The Vogue interview revealed a much more troubling post-pregnancy for Williams. Prior to the much-anticipated conversation with the magazine, Williams had mentioned the birth of her baby girl in positive and uplifting terms in September. In a video of her little one, Alexis Olympia Ohanian, Williams said:

So, we're leaving the hospital after six days, we had a lot of complications but look who we got. We got a baby girl.

Williams' story of post-birth complications elicited outcry from observers on social media. Some people noticed that the tennis icon's haunting experience corroborated a ProPublica investigation on how medical professionals often ignore the plight of pregnant African American women in the United States.

According to the investigation carried out by ProPublica, black women are 243 percent more likely than white women to die due to pregnancy-related complications. And it's frequently linked back to the reported devaluation and dehumanization of black women, regardless of their own social ranking, income, and cultural status. If a powerful tennis celebrity like Williams can be easily exposed to this problem, one observer said that it must be worse for working class black women.

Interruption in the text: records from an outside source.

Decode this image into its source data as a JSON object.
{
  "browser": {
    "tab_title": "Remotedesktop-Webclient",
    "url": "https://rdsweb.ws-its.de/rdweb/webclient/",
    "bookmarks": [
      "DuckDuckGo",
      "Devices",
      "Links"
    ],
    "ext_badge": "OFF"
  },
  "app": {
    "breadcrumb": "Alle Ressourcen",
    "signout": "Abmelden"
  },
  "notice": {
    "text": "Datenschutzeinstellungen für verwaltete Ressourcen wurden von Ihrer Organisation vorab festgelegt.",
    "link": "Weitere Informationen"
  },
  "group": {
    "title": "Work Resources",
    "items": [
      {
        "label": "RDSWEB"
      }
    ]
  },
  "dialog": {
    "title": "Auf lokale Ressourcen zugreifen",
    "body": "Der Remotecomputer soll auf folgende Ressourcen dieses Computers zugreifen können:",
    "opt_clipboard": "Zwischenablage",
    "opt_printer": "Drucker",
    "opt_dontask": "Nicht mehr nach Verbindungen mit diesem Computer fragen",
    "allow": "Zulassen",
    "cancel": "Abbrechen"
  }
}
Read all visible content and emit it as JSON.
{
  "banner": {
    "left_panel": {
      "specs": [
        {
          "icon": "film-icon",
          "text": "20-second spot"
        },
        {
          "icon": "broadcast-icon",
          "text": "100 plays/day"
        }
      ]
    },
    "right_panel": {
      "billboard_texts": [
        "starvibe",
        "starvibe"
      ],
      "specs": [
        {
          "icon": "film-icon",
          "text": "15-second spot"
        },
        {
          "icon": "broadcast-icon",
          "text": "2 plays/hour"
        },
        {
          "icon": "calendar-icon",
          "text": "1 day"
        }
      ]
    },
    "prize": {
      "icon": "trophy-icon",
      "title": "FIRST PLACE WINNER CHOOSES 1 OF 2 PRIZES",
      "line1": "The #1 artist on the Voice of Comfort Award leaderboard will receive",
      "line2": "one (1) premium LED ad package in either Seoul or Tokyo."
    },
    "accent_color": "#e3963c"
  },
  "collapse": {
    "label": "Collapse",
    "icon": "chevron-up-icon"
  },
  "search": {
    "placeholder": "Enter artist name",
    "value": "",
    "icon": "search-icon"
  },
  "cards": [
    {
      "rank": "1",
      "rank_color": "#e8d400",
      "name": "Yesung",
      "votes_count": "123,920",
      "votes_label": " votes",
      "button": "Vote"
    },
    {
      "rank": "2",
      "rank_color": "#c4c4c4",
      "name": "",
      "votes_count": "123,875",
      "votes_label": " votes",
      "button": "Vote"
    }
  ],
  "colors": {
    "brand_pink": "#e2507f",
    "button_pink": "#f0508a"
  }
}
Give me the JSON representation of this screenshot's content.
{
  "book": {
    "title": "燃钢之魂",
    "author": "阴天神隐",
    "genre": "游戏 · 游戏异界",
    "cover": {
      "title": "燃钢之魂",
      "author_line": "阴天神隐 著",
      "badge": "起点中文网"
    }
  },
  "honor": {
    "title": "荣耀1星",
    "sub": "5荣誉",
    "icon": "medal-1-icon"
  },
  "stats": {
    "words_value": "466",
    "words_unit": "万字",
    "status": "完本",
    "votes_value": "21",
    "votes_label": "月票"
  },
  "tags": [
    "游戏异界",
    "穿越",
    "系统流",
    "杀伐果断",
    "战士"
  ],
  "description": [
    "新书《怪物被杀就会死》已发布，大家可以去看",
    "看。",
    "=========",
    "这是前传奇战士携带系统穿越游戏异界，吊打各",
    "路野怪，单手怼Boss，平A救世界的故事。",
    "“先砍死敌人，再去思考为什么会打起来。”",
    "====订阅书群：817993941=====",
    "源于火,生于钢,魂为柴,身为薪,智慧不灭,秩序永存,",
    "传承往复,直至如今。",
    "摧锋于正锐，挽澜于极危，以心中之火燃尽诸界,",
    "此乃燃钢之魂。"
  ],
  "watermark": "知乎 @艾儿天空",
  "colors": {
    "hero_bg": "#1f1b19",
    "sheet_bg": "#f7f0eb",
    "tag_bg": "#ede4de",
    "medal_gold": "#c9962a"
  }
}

In addition to the ProPublica report, other studies have revealed the same dark trend. A 2000 study, Alarming Racial Differences In Maternal Mortality, revealed similar grim findings on black women's high maternal mortality rates.

In 2016, Joia Crear Perry, president of the National Birth Equity Collaborative, spoke the United Nations Office of the High Commissioner for Human Rights to shed light on the state of black mothers in the United States. Perry called it an "international crisis" and noted that "the United States is the only developed country in the world where maternal mortality is on the rise."

Such medical negligence, as detailed in the ProPublica report, affects black American women across the board — including powerful women like Williams. The far-reaching effects of such a harrowing problem point to a distressing system, according to experts. As top medical officer for Planned Parenthood Federation of America, Raegan McDonald-Mosley told ProPublica:

It tells you that you can't educate your way out of this problem. You can't health-care-access your way out of this problem. There's something inherently wrong with the system that's not valuing the lives of black women equally to white women.